Tuesday 10 July 2012

Bobby Roy 4 (cont'd)


Bobby Roy 4 (cont'd)
      
       By Dianna Might

Saltpeter was readily available, but niter, as they called it then, remained scarce. A group of reformers had quietly infiltrated government inner circles for some time and they knew of the potential for damage of this new chemical mixture. One of their circle, a brilliant Irish alchemist by name of Sean Nautilas, devised a way of procuring sufficient nitrogen from potatoes and the rest is history. A mountain of gunpowder was manufactured under strict supervision in certain warehouses owned by an uncle of Nautilas, away just then on a continental tour.
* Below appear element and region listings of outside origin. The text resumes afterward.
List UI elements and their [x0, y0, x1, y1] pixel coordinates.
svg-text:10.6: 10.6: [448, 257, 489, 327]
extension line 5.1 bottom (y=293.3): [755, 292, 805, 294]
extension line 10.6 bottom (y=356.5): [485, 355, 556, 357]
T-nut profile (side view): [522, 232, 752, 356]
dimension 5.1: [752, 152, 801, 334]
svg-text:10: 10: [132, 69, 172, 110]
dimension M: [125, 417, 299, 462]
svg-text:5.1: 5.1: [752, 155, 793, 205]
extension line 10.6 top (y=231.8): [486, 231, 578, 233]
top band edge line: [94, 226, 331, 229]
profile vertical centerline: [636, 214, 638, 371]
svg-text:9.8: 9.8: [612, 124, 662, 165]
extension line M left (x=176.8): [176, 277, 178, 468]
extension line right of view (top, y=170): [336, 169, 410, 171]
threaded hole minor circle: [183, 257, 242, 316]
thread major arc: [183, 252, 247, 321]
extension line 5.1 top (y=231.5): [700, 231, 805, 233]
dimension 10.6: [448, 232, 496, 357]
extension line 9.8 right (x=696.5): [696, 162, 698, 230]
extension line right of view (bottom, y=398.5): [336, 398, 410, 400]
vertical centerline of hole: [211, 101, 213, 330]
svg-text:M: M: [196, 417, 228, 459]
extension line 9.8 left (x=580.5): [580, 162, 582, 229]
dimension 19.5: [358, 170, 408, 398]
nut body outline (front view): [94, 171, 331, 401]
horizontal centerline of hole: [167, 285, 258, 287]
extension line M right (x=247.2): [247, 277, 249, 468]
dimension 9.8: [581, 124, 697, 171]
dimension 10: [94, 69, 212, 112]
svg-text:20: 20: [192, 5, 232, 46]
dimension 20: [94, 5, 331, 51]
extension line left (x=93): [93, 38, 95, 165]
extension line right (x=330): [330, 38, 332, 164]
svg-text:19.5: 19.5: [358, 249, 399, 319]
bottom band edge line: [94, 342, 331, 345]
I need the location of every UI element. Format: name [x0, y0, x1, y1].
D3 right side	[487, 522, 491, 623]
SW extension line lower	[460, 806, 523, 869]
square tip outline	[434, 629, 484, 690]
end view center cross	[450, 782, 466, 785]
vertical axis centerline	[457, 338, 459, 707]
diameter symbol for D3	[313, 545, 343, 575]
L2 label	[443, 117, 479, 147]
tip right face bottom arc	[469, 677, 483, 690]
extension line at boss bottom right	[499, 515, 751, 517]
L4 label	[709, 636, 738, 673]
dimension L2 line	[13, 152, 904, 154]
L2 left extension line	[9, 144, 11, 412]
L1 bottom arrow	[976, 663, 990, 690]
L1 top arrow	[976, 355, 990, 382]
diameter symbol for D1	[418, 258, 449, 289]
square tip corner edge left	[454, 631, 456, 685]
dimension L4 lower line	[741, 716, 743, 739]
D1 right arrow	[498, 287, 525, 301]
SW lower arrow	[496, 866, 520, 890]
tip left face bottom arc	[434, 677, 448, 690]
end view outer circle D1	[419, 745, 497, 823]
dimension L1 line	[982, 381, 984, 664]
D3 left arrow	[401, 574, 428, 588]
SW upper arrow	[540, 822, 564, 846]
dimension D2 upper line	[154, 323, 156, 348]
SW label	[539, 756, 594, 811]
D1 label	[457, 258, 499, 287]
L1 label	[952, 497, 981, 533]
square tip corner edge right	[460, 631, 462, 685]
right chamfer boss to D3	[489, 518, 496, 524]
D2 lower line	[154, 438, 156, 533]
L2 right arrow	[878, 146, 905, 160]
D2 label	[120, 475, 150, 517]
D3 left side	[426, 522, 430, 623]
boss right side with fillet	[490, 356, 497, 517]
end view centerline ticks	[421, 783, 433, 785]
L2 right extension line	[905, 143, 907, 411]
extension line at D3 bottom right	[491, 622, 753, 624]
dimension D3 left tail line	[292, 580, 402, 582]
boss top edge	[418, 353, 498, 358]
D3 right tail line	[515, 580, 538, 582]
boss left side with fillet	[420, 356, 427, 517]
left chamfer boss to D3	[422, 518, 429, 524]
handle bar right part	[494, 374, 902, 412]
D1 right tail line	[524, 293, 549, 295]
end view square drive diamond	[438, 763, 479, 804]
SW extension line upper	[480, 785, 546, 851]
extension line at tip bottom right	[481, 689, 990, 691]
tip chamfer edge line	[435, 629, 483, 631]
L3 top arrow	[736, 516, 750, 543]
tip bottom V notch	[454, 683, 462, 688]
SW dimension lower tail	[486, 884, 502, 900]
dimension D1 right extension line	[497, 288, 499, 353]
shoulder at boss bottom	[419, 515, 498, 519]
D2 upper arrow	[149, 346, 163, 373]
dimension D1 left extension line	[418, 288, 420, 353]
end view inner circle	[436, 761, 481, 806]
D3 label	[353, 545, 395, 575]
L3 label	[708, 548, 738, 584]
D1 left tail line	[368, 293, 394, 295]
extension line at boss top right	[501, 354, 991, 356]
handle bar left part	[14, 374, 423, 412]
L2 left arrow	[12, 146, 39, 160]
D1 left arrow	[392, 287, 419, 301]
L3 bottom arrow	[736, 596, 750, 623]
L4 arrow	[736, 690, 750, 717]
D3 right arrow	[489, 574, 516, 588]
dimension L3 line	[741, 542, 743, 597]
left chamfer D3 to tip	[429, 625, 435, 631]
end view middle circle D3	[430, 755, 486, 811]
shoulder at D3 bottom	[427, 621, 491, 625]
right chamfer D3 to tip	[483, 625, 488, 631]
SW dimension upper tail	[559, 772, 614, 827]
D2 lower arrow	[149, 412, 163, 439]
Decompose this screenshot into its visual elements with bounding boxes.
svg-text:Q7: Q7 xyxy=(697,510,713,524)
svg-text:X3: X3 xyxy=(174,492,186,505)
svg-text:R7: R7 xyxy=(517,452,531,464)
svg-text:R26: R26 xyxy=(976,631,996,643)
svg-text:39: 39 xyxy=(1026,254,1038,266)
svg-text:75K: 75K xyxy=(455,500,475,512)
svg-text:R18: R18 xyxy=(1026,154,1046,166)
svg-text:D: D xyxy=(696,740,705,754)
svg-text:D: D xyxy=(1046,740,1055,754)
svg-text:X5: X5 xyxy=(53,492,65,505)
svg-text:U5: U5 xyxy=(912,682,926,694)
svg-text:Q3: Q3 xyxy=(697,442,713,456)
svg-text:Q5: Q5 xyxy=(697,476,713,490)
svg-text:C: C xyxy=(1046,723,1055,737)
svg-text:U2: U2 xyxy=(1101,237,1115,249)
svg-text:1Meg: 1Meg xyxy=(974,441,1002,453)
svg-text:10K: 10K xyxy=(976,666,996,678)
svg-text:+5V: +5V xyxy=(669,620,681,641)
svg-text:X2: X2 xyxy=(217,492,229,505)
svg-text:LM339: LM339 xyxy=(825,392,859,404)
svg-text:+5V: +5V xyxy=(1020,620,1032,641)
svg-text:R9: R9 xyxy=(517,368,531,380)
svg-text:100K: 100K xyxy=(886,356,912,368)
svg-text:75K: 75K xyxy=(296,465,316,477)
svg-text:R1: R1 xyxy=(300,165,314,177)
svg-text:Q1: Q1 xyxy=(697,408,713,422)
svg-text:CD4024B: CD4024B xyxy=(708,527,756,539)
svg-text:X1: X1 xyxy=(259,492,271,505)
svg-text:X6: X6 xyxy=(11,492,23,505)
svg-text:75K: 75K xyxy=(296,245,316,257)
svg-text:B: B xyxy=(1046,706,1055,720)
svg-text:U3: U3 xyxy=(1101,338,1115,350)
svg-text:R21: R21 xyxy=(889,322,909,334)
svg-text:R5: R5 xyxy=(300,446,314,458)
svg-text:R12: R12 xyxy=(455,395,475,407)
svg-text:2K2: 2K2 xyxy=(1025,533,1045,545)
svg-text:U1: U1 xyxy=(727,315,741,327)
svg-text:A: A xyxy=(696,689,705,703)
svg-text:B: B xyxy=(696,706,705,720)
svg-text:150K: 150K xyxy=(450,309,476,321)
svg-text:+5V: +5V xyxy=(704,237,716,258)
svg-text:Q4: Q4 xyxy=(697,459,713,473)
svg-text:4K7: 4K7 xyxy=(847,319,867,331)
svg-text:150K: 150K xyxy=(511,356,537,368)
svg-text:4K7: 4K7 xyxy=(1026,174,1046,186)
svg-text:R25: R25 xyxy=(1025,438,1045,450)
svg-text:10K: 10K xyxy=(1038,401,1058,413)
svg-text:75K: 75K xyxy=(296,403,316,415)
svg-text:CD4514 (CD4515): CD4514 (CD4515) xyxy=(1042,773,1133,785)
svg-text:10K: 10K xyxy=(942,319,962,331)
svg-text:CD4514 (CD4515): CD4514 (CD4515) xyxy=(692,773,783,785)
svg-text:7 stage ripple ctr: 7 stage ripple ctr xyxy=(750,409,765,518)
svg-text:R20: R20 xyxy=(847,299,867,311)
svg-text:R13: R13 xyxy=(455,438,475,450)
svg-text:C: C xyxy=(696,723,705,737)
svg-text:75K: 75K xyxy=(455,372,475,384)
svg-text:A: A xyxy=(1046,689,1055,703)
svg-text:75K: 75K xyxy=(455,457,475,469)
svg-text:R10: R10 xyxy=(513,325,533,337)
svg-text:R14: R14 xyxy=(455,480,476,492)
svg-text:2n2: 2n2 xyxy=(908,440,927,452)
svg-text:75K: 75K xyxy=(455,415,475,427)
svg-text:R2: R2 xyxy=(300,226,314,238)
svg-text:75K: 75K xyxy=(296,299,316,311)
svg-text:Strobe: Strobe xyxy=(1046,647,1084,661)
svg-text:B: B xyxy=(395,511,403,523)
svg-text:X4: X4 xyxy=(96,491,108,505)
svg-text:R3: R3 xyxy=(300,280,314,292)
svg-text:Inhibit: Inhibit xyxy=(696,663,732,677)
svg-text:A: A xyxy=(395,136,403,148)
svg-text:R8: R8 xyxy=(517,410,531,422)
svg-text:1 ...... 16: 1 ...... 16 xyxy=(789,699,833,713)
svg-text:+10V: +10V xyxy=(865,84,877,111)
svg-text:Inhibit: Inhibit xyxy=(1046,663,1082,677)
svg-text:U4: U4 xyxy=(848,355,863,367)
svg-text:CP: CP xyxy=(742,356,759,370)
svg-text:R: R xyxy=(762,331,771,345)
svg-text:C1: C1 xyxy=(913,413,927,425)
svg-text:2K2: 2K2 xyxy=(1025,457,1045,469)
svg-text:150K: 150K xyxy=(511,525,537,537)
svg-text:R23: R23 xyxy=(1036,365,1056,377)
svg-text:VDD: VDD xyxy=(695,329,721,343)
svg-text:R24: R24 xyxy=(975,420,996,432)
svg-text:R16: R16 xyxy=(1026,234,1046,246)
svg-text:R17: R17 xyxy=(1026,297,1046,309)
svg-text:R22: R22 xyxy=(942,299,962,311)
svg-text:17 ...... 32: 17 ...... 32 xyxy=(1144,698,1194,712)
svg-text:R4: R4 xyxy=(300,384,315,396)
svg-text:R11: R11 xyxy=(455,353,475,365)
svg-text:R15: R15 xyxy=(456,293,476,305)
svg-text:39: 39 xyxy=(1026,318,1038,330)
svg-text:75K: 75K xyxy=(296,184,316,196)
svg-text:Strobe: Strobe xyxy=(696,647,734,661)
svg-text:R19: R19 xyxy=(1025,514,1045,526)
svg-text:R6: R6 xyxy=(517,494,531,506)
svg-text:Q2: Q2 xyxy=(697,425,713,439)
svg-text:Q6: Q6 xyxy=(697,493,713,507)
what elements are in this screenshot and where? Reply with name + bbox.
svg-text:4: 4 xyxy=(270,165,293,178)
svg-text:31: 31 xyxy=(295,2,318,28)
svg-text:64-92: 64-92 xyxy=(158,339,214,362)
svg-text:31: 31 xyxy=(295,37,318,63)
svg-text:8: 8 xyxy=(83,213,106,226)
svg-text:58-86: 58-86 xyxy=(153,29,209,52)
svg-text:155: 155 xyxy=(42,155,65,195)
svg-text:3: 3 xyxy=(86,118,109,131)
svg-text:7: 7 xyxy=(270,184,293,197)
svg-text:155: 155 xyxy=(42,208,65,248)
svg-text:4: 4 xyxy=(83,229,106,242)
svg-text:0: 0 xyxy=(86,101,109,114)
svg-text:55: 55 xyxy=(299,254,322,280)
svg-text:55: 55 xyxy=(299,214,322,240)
It was transferred into forty-five gallon wooden barrels and delivered to the servants’ entrance of parliament and from there carried by Fawkes into the dungeons below the very floor on which parliamentarians were set to begin discussions on reforms the next day. Fawkes, being a huge  man of immense strength and endurance, lugged them down the stairs one by one on his shoulders. Fawkes did the grunt work though his brain never dreamed up the idea nor passionately believed in any of it since it was till the day it died, under terrible circumstances (not of syphillic torture, though he did have that, too), of substandard activity.
       The day arrived, November 11, 1696. The spark was struck. The explosion rattled cutlery for miles around. In Stafford Upon Avon the local glover swore he heard a sound, a rumbling like a distant explosion, but he kept at his stitching and spoke to no one, not even his wife, about the matter, afraid of being thought a clairvoyant around town. Parliament dissolved. Fawkes found himself eventually arrested and put to death. To the end he appeared to know little if anything about the severity of his actions. He mumbled something about never again touching another tankard of rotten Willingstreet Black Ale and fell through the trapdoor singing ‘Lor.’
       Good old Billy, lordy what a dilly. Good old Billy, lordy he was silly. What I remember about him from a comic book my neighbor had concerned a cat under a floor. Billy walked around on a wooden floor for half an hour, quietly, listening, feeling with his whole being, appraising the various places the cat might be under his feet, sneaking along sensing everything, looking with his body more than his eyes, and finally shot twicet through the boards and said to Sally, the lady of the house, “That’s it. I’ve shot it. It won’t be pothering you no more, Mam.” Billy lived in the Hole in the Wall with the Dalton gang for a time when it became apparent that he had run out of hiding places. Here he had to fight against a man every now and then who was jealous of his fast draw and wanted to test him. Some imp of the perverse pestered these men to do it even if they knew he was too good for them. He was the gunslingers’ high water mark. And they often were not above getting buddies to help them by posting them up on rooftops or around corners with rifles to shoot him in the back just as the standoff began. He never got hit in any of these ambuscades until Wyatt Earp gunned him down while he slept in Sally’s house. I never believed the stories I read about him. Why would a sheriff bushwack anyone. It just don’t make no sense.